Learning Through Failure
One thing I can guarantee about Magic, is that most beginners lose a lot. You lose because you were impatient, or made a poor decision or because your opponent had built a better deck. The great thing is, is that you can learn from these experiences and apply them to your next game. One of the best ways to learn anything is life is through trial and error. You try something out, make a mistake, correct it and keep going.
While collectible card games can be expensive, you can start your your journey into Magic, for as little as twenty bucks and for that you can pick up a duel deck. These are pre-built decks that have a theme and are specifically tailored to face off against each other.

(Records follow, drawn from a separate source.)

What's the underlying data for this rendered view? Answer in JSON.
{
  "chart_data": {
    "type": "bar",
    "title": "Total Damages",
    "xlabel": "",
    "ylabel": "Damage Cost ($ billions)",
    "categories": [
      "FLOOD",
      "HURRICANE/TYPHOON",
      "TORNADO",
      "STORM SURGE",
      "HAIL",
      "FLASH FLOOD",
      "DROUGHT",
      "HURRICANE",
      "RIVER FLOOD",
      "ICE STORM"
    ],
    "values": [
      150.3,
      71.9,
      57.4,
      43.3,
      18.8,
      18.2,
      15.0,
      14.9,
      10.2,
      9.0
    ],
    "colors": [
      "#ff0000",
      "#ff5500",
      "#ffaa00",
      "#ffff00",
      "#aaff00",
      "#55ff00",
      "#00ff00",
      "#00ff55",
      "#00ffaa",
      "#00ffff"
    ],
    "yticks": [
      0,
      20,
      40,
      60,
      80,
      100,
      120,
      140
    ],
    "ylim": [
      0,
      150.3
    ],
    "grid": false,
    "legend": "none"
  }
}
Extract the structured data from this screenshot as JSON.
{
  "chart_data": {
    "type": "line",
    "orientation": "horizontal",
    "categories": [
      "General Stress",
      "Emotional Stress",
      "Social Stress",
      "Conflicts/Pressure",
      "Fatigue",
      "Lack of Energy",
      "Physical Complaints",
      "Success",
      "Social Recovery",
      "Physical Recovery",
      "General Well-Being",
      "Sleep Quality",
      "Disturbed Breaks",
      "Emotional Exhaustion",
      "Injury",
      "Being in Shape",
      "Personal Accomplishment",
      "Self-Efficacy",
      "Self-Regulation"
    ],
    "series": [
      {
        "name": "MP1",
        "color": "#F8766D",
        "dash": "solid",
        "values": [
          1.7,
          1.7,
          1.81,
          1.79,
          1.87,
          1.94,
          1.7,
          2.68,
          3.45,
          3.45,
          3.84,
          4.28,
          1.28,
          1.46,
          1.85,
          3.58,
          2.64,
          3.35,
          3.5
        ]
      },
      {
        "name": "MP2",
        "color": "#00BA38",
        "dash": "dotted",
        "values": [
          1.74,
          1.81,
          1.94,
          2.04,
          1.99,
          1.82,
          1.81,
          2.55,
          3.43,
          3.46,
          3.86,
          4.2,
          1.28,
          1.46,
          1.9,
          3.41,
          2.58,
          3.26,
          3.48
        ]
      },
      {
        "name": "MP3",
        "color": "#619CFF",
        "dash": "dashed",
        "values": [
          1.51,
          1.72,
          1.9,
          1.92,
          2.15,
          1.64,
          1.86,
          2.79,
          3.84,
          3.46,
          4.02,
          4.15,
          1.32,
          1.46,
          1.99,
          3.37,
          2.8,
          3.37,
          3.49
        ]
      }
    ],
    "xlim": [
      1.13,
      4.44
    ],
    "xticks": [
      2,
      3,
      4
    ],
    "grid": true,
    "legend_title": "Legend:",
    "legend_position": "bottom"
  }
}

You can have hours of fun using these decks, learning the game mechanics, how the cards work and more. I enjoy the fact that as a parent I can participate in a game with my kids for a relatively low initial cost. One caveat to this is that, while it is initially low cost to play if you or any of your kids decide to play competitively it can end up costing a fair amount.
I see it far to often now, kids glued to the television playing video games or in front of a computer screen isolated from others. One of the greatest things about Magic is that you can enter into Friday Night Magic or release tournaments where you can get out of the house and socialize with other people who are into the same hobby as you and hopefully make some new friends. It’s great to see people come together over a familiar hobby to discuss strategy, trade cards and just have fun.
I hope you and your family are interested in trying out a new game and while it may have a few more rules to learn that your typical board game such as Sorry, once learned it may just become a game your family truly enjoys playing together.
Are you a parent who plays Magic? Have you started teaching your children how to play yet?